Hi,
I’m exploring the possibility of using Loki for long-term log retention (e.g., 10 years) for compliance and archival purposes. Is it recommended to use Loki at all for this purpose?
Could Loki introduce native support for long-term storage optimization, such as downsampling, archival features, or efficient handling of large indexes?
Is it possible at all to handle this with storage schema?
If there are existing discussions, documentation, or tools that can help optimize Loki for long-term retention, please share them.
I don’t think there is any inherent problem with using Loki for long-term log storage, as long as you are using backend such as S3. Regarding your questions:
- Downsampling does not make sense for logs.
- There is no archival feature from Loki, since it offloads the storage part to S3 (or whatever other object storage you use). You can archive S3 (like glacier), but you’d have to manually restore both index and the chunk files from glacier back to S3 before you can query. This is not an ideal use case.
- Not sure what you mean by large indexes. Loki keeps one index file per day (after compaction), it won’t get that big even if you have TBs of logs.
In general, as long as you don’t mind paying for the S3 storage, I don’t necessarily see any problem with this. I don’t have this requirement, therefore I haven’t really attempted this. Hopefully someone else has more inputs.
Thanks, Tony, for the feedback.
You’re absolutely right about the index size.
We don’t mind the S3 storage at all (since it’s hardware storage, not in the cloud!), but we’re concerned about querying old data from 2-3 years ago and are unsure how Loki behaves for such queries. As you mentioned, since Loki lacks an archival feature, we need to find an alternative way to move and restore old data to another storage backend, which adds extra effort.
Is there any chance Loki could consider adding an archival feature? We’re looking for a way to handle this within Loki itself instead of relying on additional layers or tools for archiving old data.
If everything is in S3 bucket, querying logs from 3 years ago is no different than querying logs from a day ago. I think your concern would more likely be if you need to query for a month of logs at a time, then you’d need to scale your cluster considerably. Otherwise I don’t think this is of concern.
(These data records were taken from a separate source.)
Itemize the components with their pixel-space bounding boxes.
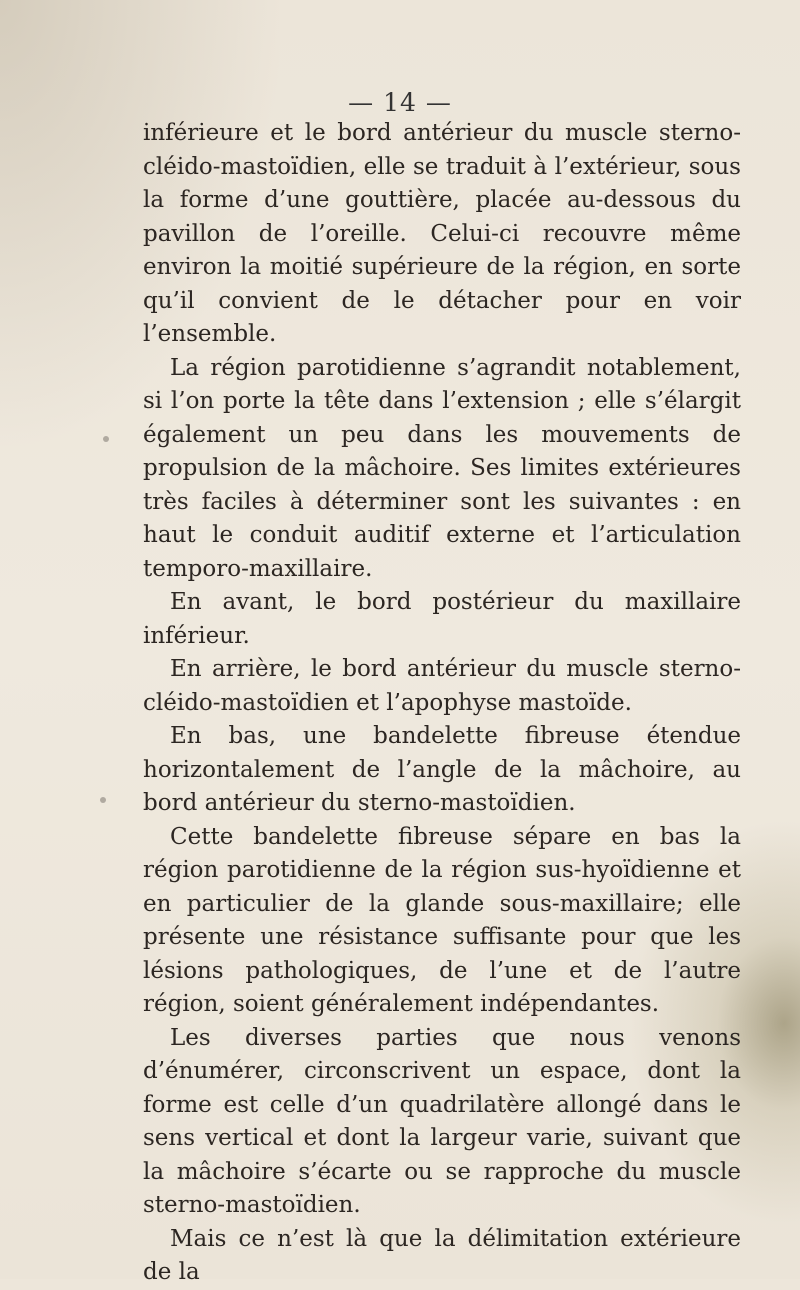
paragraph-continuation: inférieure et le bord antérieur du muscle sterno-cléido-mastoïdien, elle se traduit à l’extérieur, sous la forme d’une gouttière, placée au-dessous du pavillon de l’oreille. Celui-ci recouvre même environ la moitié supérieure de la région, en sorte qu’il convient de le détacher pour en voir l’ensemble.	[143, 120, 741, 347]
ink-speck	[100, 797, 106, 803]
paragraph: En arrière, le bord antérieur du muscle sterno-cléido-mastoïdien et l’apophyse mastoïde.	[143, 656, 741, 716]
paragraph: La région parotidienne s’agrandit notablement, si l’on porte la tête dans l’extension ; elle s’élargit également un peu dans les mouvements de propulsion de la mâchoire. Ses limites extérieures très faciles à déterminer sont les suivantes : en haut le conduit auditif externe et l’articulation temporo-maxillaire.	[143, 354, 741, 582]
paragraph: En bas, une bandelette fibreuse étendue horizontalement de l’angle de la mâchoire, au bord antérieur du sterno-mastoïdien.	[143, 723, 741, 816]
paragraph: Cette bandelette fibreuse sépare en bas la région parotidienne de la région sus-hyoïdienne et en particulier de la glande sous-maxillaire; elle présente une résistance suffisante pour que les lésions pathologiques, de l’une et de l’autre région, soient généralement indépendantes.	[143, 823, 741, 1017]
ink-speck	[103, 436, 109, 442]
paragraph: En avant, le bord postérieur du maxillaire inférieur.	[143, 589, 741, 649]
paragraph-last: Mais ce n’est là que la délimitation extérieure de la	[143, 1225, 741, 1285]
body-text	[143, 117, 741, 1290]
page-number-header: — 14 —	[348, 88, 452, 117]
paragraph: Les diverses parties que nous venons d’énumérer, circonscrivent un espace, dont la forme est celle d’un quadrilatère allongé dans le sens vertical et dont la largeur varie, suivant que la mâchoire s’écarte ou se rapproche du muscle sterno-mastoïdien.	[143, 1024, 741, 1218]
I am just a regular user like you (if you are a regular user lol). I would recommend you to submit a feature request in GitHub and allow Grafana Loki team the chance to triage.
1 Like
Hello @tonyswumac, how are you?
I’ll use the same topic so I don’t create a new one unnecessarily.
I want to work with the hot and cold model where I need the hot data for 15 days and 5 years in cold storage due to compliance reasons, both using Azure Storage Account. What do you recommend? I couldn’t find anything in the documentation other than retention.
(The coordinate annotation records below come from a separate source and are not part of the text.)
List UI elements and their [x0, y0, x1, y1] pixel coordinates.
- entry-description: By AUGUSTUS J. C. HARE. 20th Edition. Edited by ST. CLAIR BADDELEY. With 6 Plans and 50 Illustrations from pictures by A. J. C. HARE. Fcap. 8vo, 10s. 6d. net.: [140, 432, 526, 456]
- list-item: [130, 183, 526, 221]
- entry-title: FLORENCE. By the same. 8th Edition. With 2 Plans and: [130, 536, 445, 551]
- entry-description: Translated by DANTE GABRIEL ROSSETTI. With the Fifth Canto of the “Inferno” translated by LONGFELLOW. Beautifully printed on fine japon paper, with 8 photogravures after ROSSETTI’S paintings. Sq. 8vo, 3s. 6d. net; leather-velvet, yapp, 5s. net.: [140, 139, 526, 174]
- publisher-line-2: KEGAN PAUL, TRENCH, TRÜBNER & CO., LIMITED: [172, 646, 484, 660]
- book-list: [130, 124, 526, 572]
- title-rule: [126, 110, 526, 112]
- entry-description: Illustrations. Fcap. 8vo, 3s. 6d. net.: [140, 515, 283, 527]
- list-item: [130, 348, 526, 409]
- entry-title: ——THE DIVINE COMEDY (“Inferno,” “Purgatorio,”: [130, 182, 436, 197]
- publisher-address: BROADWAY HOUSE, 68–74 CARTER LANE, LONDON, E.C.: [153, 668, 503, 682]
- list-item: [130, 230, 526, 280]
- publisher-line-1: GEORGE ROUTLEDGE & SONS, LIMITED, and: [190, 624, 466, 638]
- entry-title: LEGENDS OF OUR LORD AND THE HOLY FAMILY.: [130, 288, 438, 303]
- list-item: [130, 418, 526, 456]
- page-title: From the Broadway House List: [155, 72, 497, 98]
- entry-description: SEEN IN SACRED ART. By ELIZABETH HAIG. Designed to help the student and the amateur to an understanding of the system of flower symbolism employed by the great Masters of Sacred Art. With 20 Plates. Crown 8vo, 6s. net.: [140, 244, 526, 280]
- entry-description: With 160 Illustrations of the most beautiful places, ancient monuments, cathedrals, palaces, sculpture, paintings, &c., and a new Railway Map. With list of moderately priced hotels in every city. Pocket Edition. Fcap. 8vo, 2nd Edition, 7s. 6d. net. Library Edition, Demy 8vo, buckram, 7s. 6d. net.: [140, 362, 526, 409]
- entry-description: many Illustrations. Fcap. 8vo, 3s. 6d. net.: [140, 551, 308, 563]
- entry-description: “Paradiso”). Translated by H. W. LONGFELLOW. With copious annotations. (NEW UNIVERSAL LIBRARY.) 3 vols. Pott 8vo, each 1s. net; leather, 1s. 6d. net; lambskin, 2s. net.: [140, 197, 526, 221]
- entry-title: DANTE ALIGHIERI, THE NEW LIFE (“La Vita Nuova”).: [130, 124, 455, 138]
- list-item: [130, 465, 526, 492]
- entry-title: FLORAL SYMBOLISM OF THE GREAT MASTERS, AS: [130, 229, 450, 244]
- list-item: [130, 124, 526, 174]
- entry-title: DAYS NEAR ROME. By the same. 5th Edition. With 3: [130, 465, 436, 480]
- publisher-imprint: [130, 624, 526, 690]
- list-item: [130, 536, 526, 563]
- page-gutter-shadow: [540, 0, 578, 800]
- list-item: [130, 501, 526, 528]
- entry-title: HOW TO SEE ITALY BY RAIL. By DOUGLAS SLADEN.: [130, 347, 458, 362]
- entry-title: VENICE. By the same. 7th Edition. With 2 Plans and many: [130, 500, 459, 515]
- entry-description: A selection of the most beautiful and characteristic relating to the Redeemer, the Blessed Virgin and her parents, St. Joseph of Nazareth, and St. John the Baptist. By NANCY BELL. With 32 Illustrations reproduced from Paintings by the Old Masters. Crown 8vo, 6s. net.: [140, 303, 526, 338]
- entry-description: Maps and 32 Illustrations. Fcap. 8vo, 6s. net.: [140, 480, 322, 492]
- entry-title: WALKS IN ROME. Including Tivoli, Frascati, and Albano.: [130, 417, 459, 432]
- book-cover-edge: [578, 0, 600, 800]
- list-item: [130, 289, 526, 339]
I was thinking of two possible scenarios:
1 - Azure Storage Account Policy
Single storage account;
Set retention of 5 years in Loki’s compactor;
Configure lifecycle management policy in the Storage Account to move blobs older than 15 days to cool.
2 - Loki Compactor
The other option would be to use some native Loki function, where the compactor would move files older than 15 days to another storage (cool), but I couldn’t find anything.
I am not familiar with Azure blob storage, how does the cold storage behave? Do you have to restore from cold to hot in order to retrieve data?
Loki Compactor does not support moving logs between storage as far as I know. So if you wish to move your Loki data between storage you have to rely on external solutions. The only thing you’d have to be concerned about is when retrieving data from cold storage.
You can read files directly from cold tier without needing to retrieve or move them to hot, the resource itself takes care of this.
I ended up deciding to also use Alloy to send the original logs (JSON) to a separate storage and keep the Loki storage for 30-90 days. If someone needs a log from 2 years ago, they can just download the original file and search for what they need.